- Born: Irene Sue Kerchek June 29, 1924 St. Louis, Missouri, U.S.
- Died: July 28, 2020 (aged 96) Amherst, Massachusetts, U.S.
- Occupations: Sports executive; philanthropist
- Spouse: Abe Pollin (m. 1945, died 2009)

= Irene Pollin =

American sports executive (1924–2020)

Irene Sue Pollin (June 29, 1924 – July 28, 2020) was an American sports executive and philanthropist.

Pollin was born in St. Louis, Missouri on June 29, 1924. She married Abe Pollin in 1945 and moved to Washington, D.C. In 1963, Pollin's 16-year-old daughter Linda died from a congenital heart defect, and she suffered from depression for several years. Pollin decided to return to school, earning a bachelor’s degree in anthropology from American University in 1971 and a master’s degree in social work from the Catholic University of America in 1974.

Pollin started a counseling practice at Washington Hospital Center and published two books on counseling.

In 1999, Pollin started a foundation called Sister to Sister, dedicated to teaching women about heart-disease risk. In 2008, Pollin donated $12 million to Brigham and Women’s Hospital to establish the Linda Joy Pollin Cardiovascular Wellness Program. In 2012, a $10 million donation to Hadassah Medical Center established the Linda Joy Pollin Cardiovascular Wellness Institute. In 2013, she donated $10 million to the Johns Hopkins University Hospital center for the prevention of heart disease, and she also gave $10 million to establish the Linda Joy Pollin Women’s Heart Health Program at Cedars-Sinai Medical Center.
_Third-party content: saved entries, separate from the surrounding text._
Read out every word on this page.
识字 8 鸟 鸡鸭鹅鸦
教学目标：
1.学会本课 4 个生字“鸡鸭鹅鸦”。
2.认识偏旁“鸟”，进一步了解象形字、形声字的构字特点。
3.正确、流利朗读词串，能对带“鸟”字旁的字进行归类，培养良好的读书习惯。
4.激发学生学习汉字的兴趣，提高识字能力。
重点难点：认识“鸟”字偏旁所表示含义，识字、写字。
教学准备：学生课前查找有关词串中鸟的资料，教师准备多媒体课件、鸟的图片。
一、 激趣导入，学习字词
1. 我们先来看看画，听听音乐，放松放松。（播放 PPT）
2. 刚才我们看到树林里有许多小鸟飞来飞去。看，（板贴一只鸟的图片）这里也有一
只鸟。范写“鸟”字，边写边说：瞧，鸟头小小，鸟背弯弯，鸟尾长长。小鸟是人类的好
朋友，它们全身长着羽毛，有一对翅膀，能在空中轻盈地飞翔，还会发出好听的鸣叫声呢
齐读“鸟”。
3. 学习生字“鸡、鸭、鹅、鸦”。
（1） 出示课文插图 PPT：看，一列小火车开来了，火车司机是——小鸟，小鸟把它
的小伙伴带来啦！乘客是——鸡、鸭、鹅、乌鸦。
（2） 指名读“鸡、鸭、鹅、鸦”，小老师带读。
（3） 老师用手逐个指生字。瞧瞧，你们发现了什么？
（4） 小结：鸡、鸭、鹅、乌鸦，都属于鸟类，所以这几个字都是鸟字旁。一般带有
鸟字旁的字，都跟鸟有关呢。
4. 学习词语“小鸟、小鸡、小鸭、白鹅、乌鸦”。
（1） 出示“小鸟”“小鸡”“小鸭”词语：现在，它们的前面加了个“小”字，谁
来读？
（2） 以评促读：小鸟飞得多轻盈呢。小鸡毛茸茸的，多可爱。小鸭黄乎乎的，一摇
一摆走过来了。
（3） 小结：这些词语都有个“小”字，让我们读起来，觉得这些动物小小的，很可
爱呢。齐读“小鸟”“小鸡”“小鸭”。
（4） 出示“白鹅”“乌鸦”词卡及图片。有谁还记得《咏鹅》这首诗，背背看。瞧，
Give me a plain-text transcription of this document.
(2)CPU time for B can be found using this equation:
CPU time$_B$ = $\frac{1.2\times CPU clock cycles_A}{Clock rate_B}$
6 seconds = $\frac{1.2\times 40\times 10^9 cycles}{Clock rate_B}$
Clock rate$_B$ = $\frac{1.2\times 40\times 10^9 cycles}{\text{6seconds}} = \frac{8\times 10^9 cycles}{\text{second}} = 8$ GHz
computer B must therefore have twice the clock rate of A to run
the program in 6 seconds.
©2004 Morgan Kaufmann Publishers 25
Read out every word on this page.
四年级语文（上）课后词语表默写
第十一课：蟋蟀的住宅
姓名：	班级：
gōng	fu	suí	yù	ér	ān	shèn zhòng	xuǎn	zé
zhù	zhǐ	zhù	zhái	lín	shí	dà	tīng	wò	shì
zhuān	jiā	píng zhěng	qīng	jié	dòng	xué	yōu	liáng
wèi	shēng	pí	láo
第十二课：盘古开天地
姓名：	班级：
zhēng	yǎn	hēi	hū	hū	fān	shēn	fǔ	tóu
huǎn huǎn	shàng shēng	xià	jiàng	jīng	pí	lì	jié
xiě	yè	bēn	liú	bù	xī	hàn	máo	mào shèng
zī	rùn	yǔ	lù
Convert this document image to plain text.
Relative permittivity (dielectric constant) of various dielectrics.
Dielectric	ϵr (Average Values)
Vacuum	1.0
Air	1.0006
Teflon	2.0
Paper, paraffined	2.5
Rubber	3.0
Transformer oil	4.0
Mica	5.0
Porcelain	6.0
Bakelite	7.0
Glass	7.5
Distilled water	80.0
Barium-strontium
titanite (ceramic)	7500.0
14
Pollin became the majority owner of the Washington Wizards and the Washington Mystics after her husband's death in 2009. They had previously also owned the Washington Capitals. Pollin would turn the franchises over to Ted Leonsis who would go on to form Monumental Sports & Entertainment.

In 2016, Pollin published an autobiography, Irene and Abe: An Unexpected Life.

Pollin died on July 28, 2020, at her home in Amherst, Massachusetts. She is survived by two sons, Robert Pollin and James Pollin.